B.S. - Electrical Engineering, San Diego State University
Electrical Engineer working within the fields of Electrofusion and Electrochemotherapy.
"Students should seek out practical experience while they are still in school. Work on projects sponsored by their schools, professional organizations, or clubs."


"I have had the opportunity to, to bounce around in a small company. I don't have one thankless little task to work with. I have all these different opportunities and different technologies I get to work with. The fact that I get to go from, from one type of hands-on technical to in front of a computer for a week designing or drafting a circuit board and the next week doing programming, the next week back out on, on the bench working on the actual product again. As opposed to just one task, the small company gives you that much more global feel where you don't; not that you don't know where you're going next, but there's an excitement there that you don't have to worry from day to day that oh, I've got to go back and do the same thing."


When Daniel Holt began working, he was amazed at the difference between engineering at school and the real world of engineering. Holt works at a small company, Genetronics, where he has had the opportunity to debug boards, do surface mounts, do circuit board layout, design Powell programs, and program an operating system. He thrives on the variety, but would have liked school to prepare him for the working world. During his undergraduate years, he says, "I kind of felt that engineering was a bunch of math: it was equations; it was formulas.

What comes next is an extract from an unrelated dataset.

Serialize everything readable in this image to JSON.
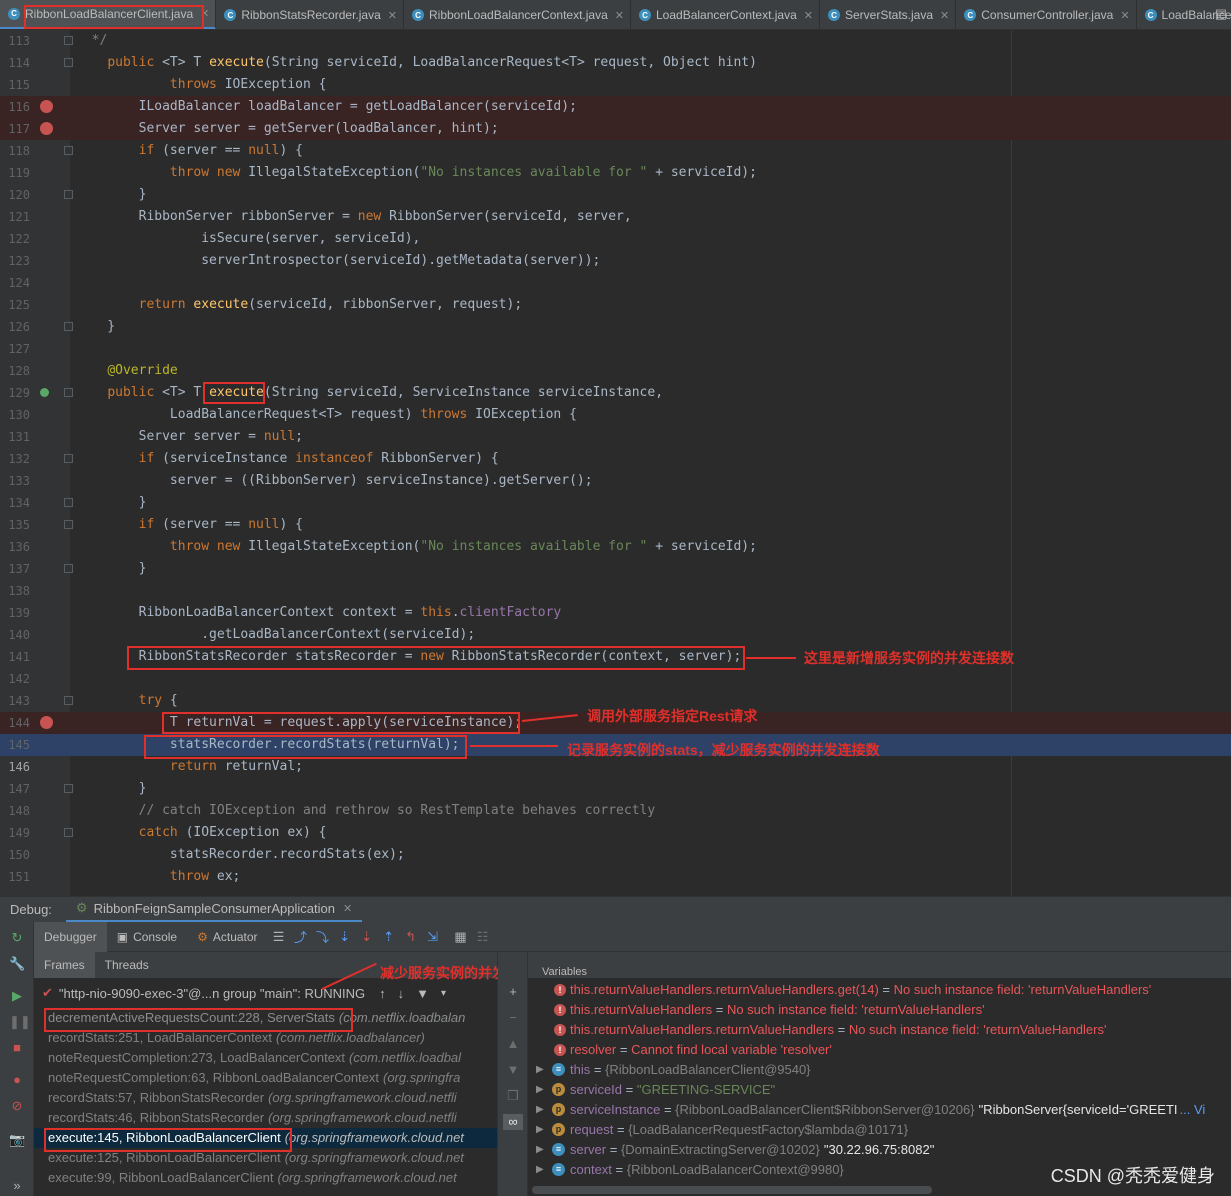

Out here, I've done very little of what felt like day to day work as a student."

Holt gives several examples of the differences he discovered. "Coming out here, you're given a board. You're not given a piece of paper with numbers on it. You're given an actual product and asked to sodder it and asked to find a problem in that device." He describes the difference in magnitude between projects done at school and those in the real world. He explains that one particular product "was a very large device compared to anything I had learned in school. I had learned very small, 16 gate devices. This device has well over a hundred internal gates. Pin count is much higher than anything the school ever taught. But the fundamentals were still there, and knowing them from school was the only reason I could even attempt doing" the project.

Another aspect of work that is not taught at school is the importance of documentation. "We go weeks at a time working on a program's documentation, and documentation is one of the biggest aspects of engineering that is described so little in school that you never realize that you're going to get out here and be in front of a computer and probably a word processor as an electrical engineer for so much of your time. They don't stress enough the fact that you need to be a good writer the fact that you need to be able to take something that you've worked on and put it on paper so that someone else, who is non-technical, can understand what you're talking about."

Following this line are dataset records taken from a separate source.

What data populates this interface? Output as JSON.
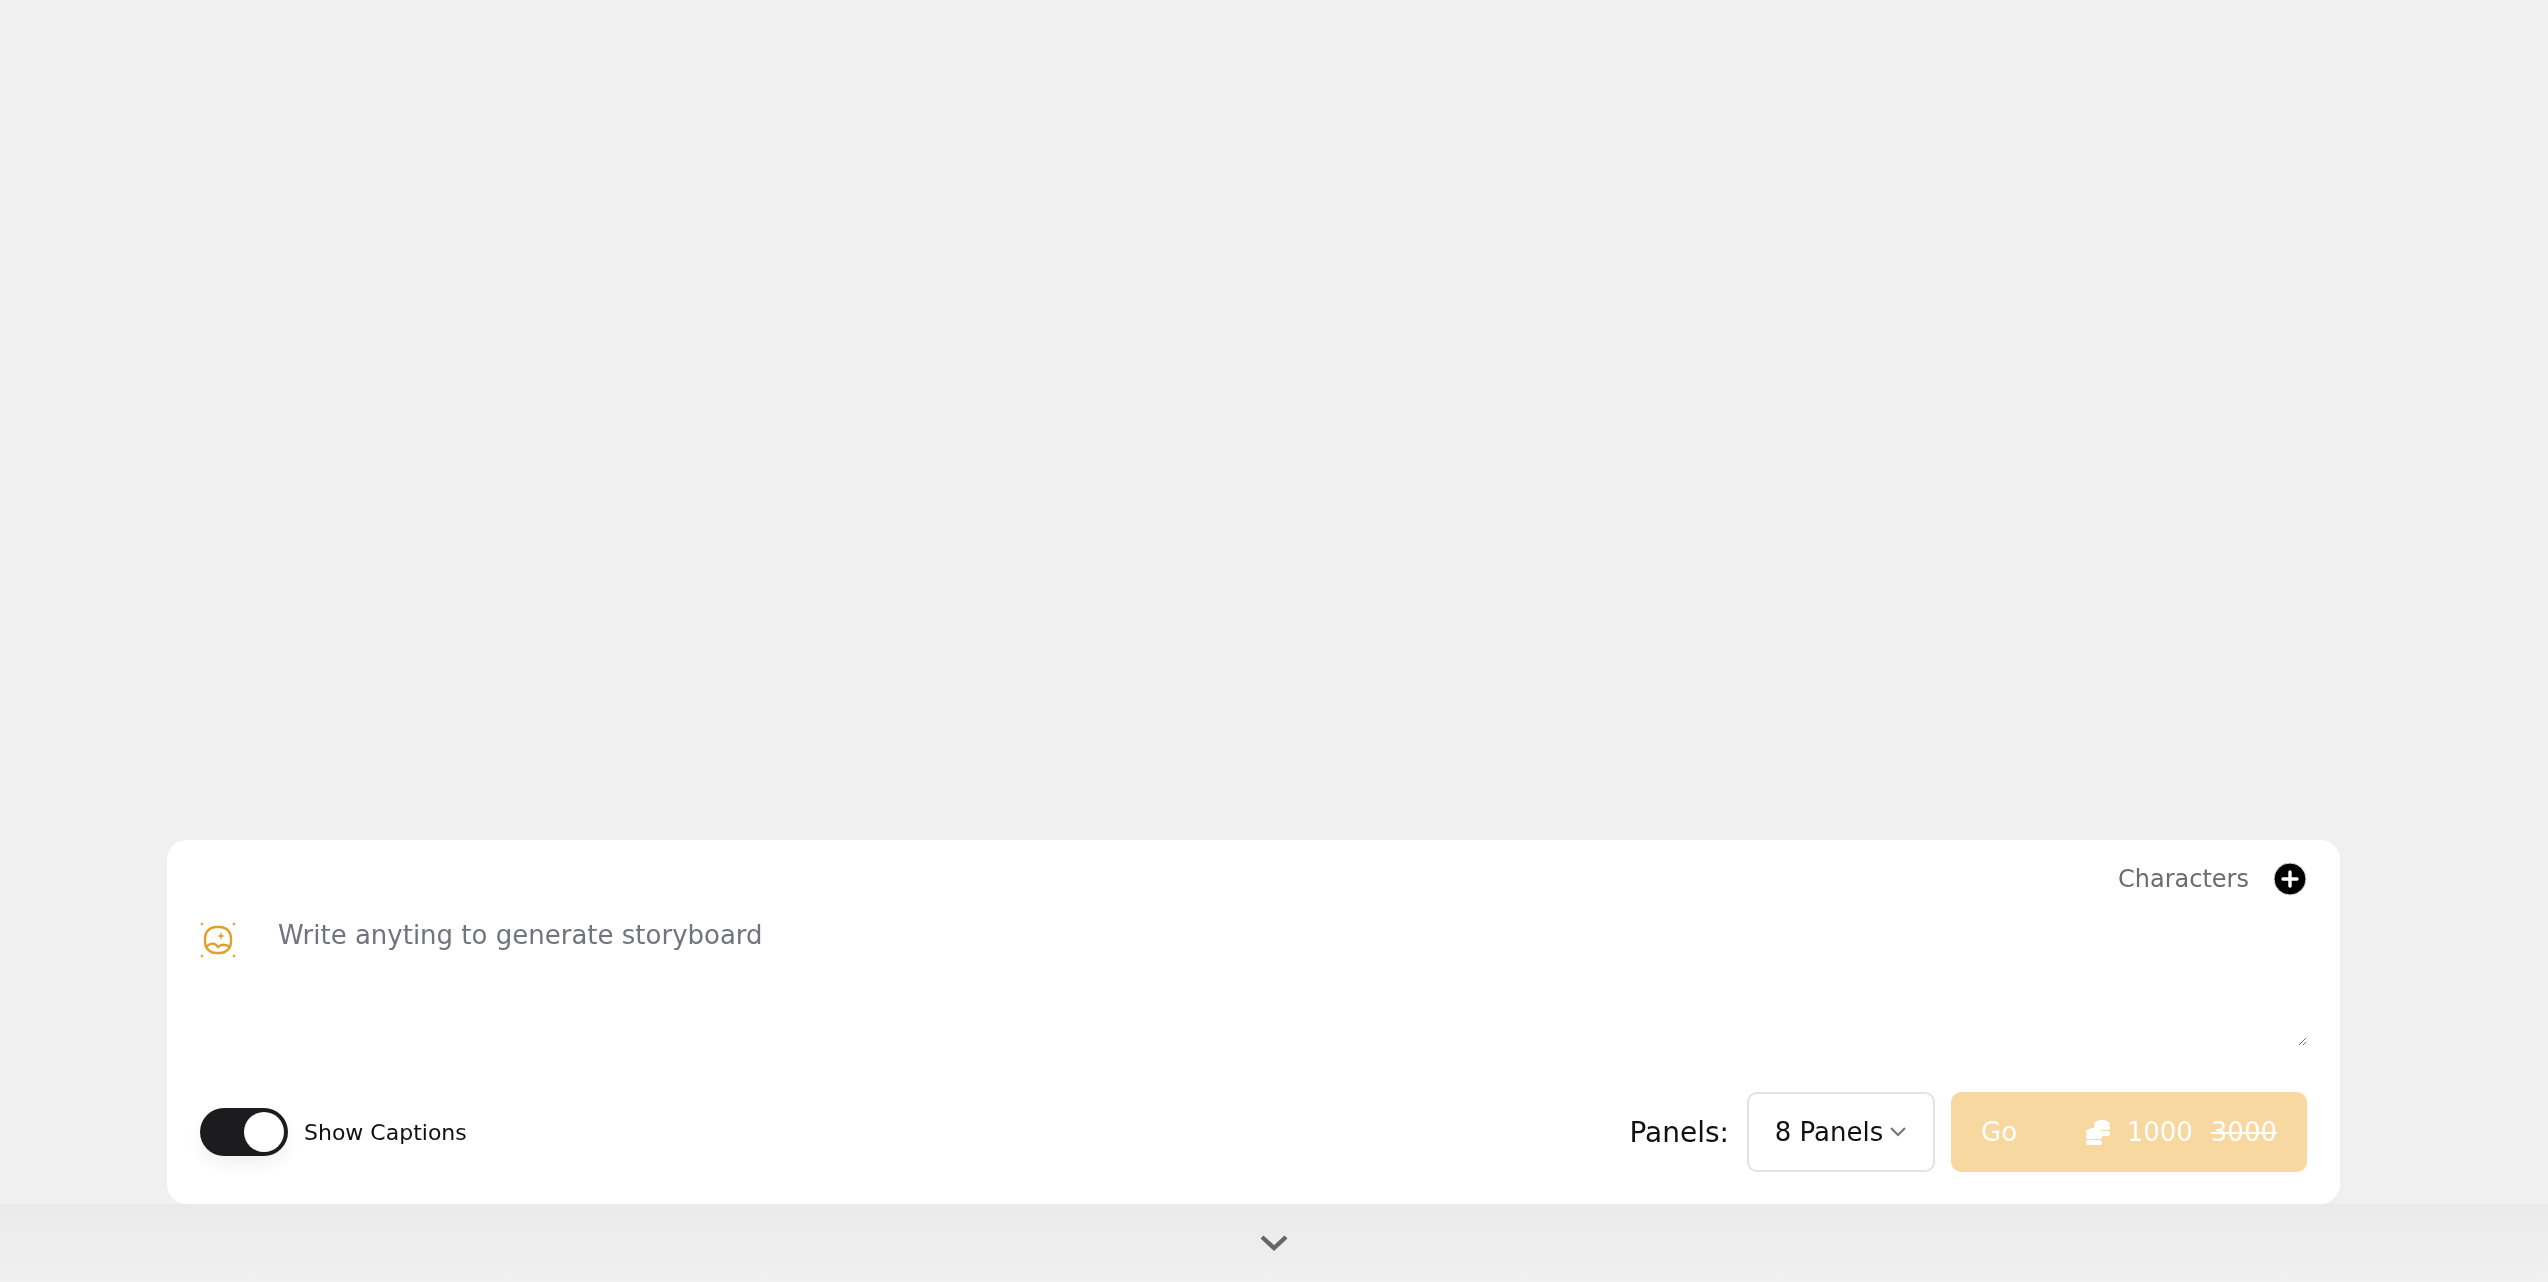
{
  "composer": {
    "characters_label": "Characters",
    "prompt": {
      "placeholder": "Write anyting to generate storyboard"
    },
    "captions_toggle": {
      "label": "Show Captions",
      "on": true
    },
    "panels": {
      "label": "Panels:",
      "value": "8 Panels"
    },
    "go_button": {
      "label": "Go",
      "price": "1000",
      "original_price": "3000",
      "disabled": true
    }
  }
}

Holt strongly recommends that students seek out practical experience while they are still in school. He tells students to work on projects sponsored by their schools, professional organizations, or clubs. They can also work on their own independent projects, "doing something completely on the outside that gives you the experience of actually purchasing parts, building a board, designing, laying out a circuit board all the way to the point of actually making sure your design does what you expect and having a worthwhile product when you're done."

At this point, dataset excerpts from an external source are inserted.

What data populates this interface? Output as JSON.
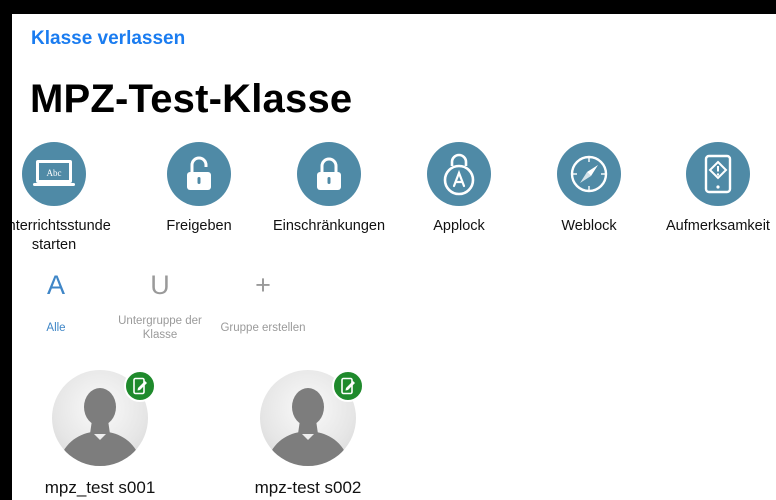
{
  "header": {
    "back_label": "Klasse verlassen",
    "title": "MPZ-Test-Klasse"
  },
  "actions": [
    {
      "label": "Unterrichtsstunde starten",
      "icon": "screen-abc-icon"
    },
    {
      "label": "Freigeben",
      "icon": "unlock-icon"
    },
    {
      "label": "Einschränkungen",
      "icon": "lock-icon"
    },
    {
      "label": "Applock",
      "icon": "app-lock-icon"
    },
    {
      "label": "Weblock",
      "icon": "compass-icon"
    },
    {
      "label": "Aufmerksamkeit",
      "icon": "tablet-alert-icon"
    }
  ],
  "groups": [
    {
      "glyph": "A",
      "label": "Alle",
      "active": true
    },
    {
      "glyph": "U",
      "label": "Untergruppe der Klasse",
      "active": false
    },
    {
      "glyph": "+",
      "label": "Gruppe erstellen",
      "active": false
    }
  ],
  "students": [
    {
      "name": "mpz_test s001",
      "badge": "device-edit-icon"
    },
    {
      "name": "mpz-test s002",
      "badge": "device-edit-icon"
    }
  ],
  "colors": {
    "accent_link": "#1a7cf0",
    "action_circle": "#4f8aa6",
    "group_active": "#3f86c7",
    "group_inactive": "#9a9a9a",
    "badge_green": "#1f8a2c"
  },
  "action_icons": {
    "screen_label": "Abc"
  }
}
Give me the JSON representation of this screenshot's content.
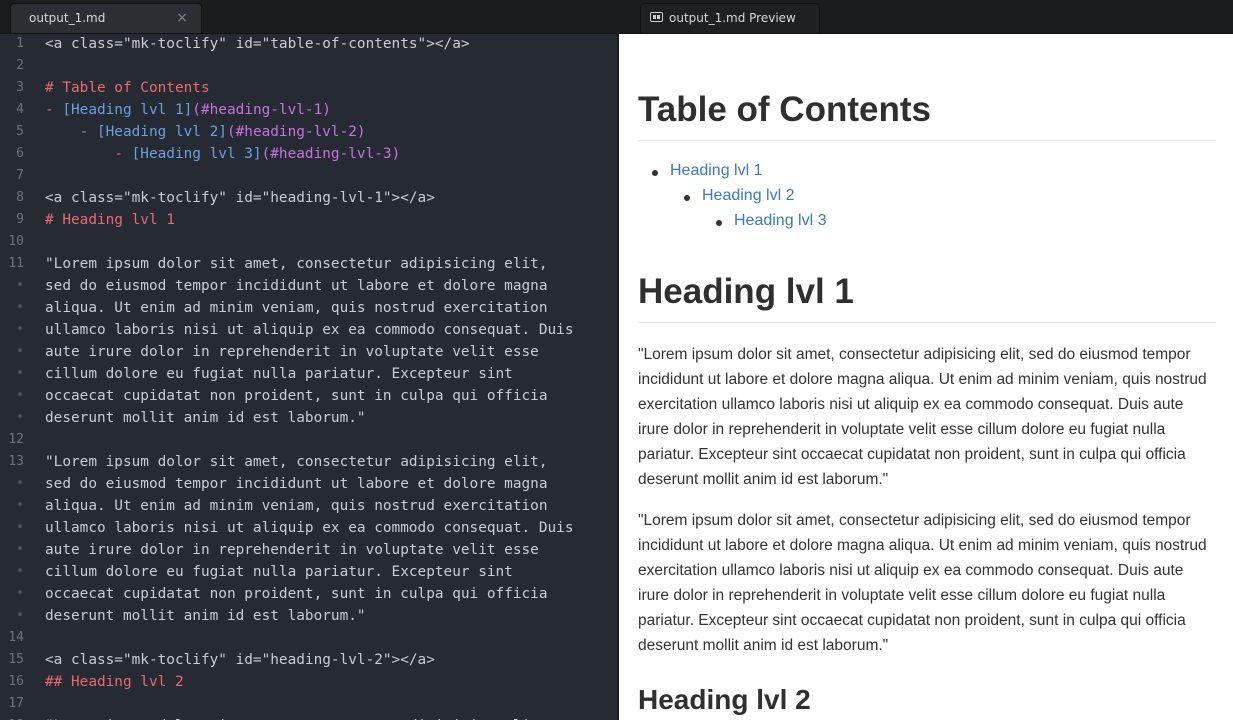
{
  "tabs": {
    "left": {
      "label": "output_1.md",
      "close": "×"
    },
    "right": {
      "label": "output_1.md Preview"
    }
  },
  "editor": {
    "lines": [
      {
        "n": "1",
        "segs": [
          [
            "text",
            "<a class=\"mk-toclify\" id=\"table-of-contents\"></a>"
          ]
        ]
      },
      {
        "n": "2",
        "segs": []
      },
      {
        "n": "3",
        "segs": [
          [
            "head",
            "# Table of Contents"
          ]
        ]
      },
      {
        "n": "4",
        "segs": [
          [
            "bullet",
            "- "
          ],
          [
            "link",
            "[Heading lvl 1]"
          ],
          [
            "url",
            "(#heading-lvl-1)"
          ]
        ]
      },
      {
        "n": "5",
        "segs": [
          [
            "text",
            "    "
          ],
          [
            "bullet",
            "- "
          ],
          [
            "link",
            "[Heading lvl 2]"
          ],
          [
            "url",
            "(#heading-lvl-2)"
          ]
        ]
      },
      {
        "n": "6",
        "segs": [
          [
            "text",
            "        "
          ],
          [
            "bullet",
            "- "
          ],
          [
            "link",
            "[Heading lvl 3]"
          ],
          [
            "url",
            "(#heading-lvl-3)"
          ]
        ]
      },
      {
        "n": "7",
        "segs": []
      },
      {
        "n": "8",
        "segs": [
          [
            "text",
            "<a class=\"mk-toclify\" id=\"heading-lvl-1\"></a>"
          ]
        ]
      },
      {
        "n": "9",
        "segs": [
          [
            "head",
            "# Heading lvl 1"
          ]
        ]
      },
      {
        "n": "10",
        "segs": []
      },
      {
        "n": "11",
        "segs": [
          [
            "text",
            "\"Lorem ipsum dolor sit amet, consectetur adipisicing elit,"
          ]
        ]
      },
      {
        "n": "•",
        "segs": [
          [
            "text",
            "sed do eiusmod tempor incididunt ut labore et dolore magna"
          ]
        ]
      },
      {
        "n": "•",
        "segs": [
          [
            "text",
            "aliqua. Ut enim ad minim veniam, quis nostrud exercitation"
          ]
        ]
      },
      {
        "n": "•",
        "segs": [
          [
            "text",
            "ullamco laboris nisi ut aliquip ex ea commodo consequat. Duis"
          ]
        ]
      },
      {
        "n": "•",
        "segs": [
          [
            "text",
            "aute irure dolor in reprehenderit in voluptate velit esse"
          ]
        ]
      },
      {
        "n": "•",
        "segs": [
          [
            "text",
            "cillum dolore eu fugiat nulla pariatur. Excepteur sint"
          ]
        ]
      },
      {
        "n": "•",
        "segs": [
          [
            "text",
            "occaecat cupidatat non proident, sunt in culpa qui officia"
          ]
        ]
      },
      {
        "n": "•",
        "segs": [
          [
            "text",
            "deserunt mollit anim id est laborum.\""
          ]
        ]
      },
      {
        "n": "12",
        "segs": []
      },
      {
        "n": "13",
        "segs": [
          [
            "text",
            "\"Lorem ipsum dolor sit amet, consectetur adipisicing elit,"
          ]
        ]
      },
      {
        "n": "•",
        "segs": [
          [
            "text",
            "sed do eiusmod tempor incididunt ut labore et dolore magna"
          ]
        ]
      },
      {
        "n": "•",
        "segs": [
          [
            "text",
            "aliqua. Ut enim ad minim veniam, quis nostrud exercitation"
          ]
        ]
      },
      {
        "n": "•",
        "segs": [
          [
            "text",
            "ullamco laboris nisi ut aliquip ex ea commodo consequat. Duis"
          ]
        ]
      },
      {
        "n": "•",
        "segs": [
          [
            "text",
            "aute irure dolor in reprehenderit in voluptate velit esse"
          ]
        ]
      },
      {
        "n": "•",
        "segs": [
          [
            "text",
            "cillum dolore eu fugiat nulla pariatur. Excepteur sint"
          ]
        ]
      },
      {
        "n": "•",
        "segs": [
          [
            "text",
            "occaecat cupidatat non proident, sunt in culpa qui officia"
          ]
        ]
      },
      {
        "n": "•",
        "segs": [
          [
            "text",
            "deserunt mollit anim id est laborum.\""
          ]
        ]
      },
      {
        "n": "14",
        "segs": []
      },
      {
        "n": "15",
        "segs": [
          [
            "text",
            "<a class=\"mk-toclify\" id=\"heading-lvl-2\"></a>"
          ]
        ]
      },
      {
        "n": "16",
        "segs": [
          [
            "head",
            "## Heading lvl 2"
          ]
        ]
      },
      {
        "n": "17",
        "segs": []
      },
      {
        "n": "18",
        "segs": [
          [
            "text",
            "\"Lorem ipsum dolor sit amet, consectetur adipisicing elit,"
          ]
        ]
      }
    ]
  },
  "preview": {
    "toc_title": "Table of Contents",
    "toc": [
      {
        "label": "Heading lvl 1"
      },
      {
        "label": "Heading lvl 2"
      },
      {
        "label": "Heading lvl 3"
      }
    ],
    "h1": "Heading lvl 1",
    "para1": "\"Lorem ipsum dolor sit amet, consectetur adipisicing elit, sed do eiusmod tempor incididunt ut labore et dolore magna aliqua. Ut enim ad minim veniam, quis nostrud exercitation ullamco laboris nisi ut aliquip ex ea commodo consequat. Duis aute irure dolor in reprehenderit in voluptate velit esse cillum dolore eu fugiat nulla pariatur. Excepteur sint occaecat cupidatat non proident, sunt in culpa qui officia deserunt mollit anim id est laborum.\"",
    "para2": "\"Lorem ipsum dolor sit amet, consectetur adipisicing elit, sed do eiusmod tempor incididunt ut labore et dolore magna aliqua. Ut enim ad minim veniam, quis nostrud exercitation ullamco laboris nisi ut aliquip ex ea commodo consequat. Duis aute irure dolor in reprehenderit in voluptate velit esse cillum dolore eu fugiat nulla pariatur. Excepteur sint occaecat cupidatat non proident, sunt in culpa qui officia deserunt mollit anim id est laborum.\"",
    "h2": "Heading lvl 2"
  }
}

In his own case, Holt took a project he had developed to his interview at Genetronics. "We spent two hours during the interview discussing my product. And he, my boss now, could ask me any question about the schematic, the circuit board, any of the components. And I was able to answer every question about every little detail simply because it was my device and I had spent months in developing it." Having a specific project to discuss at an interview gives a candidate a decided advantage.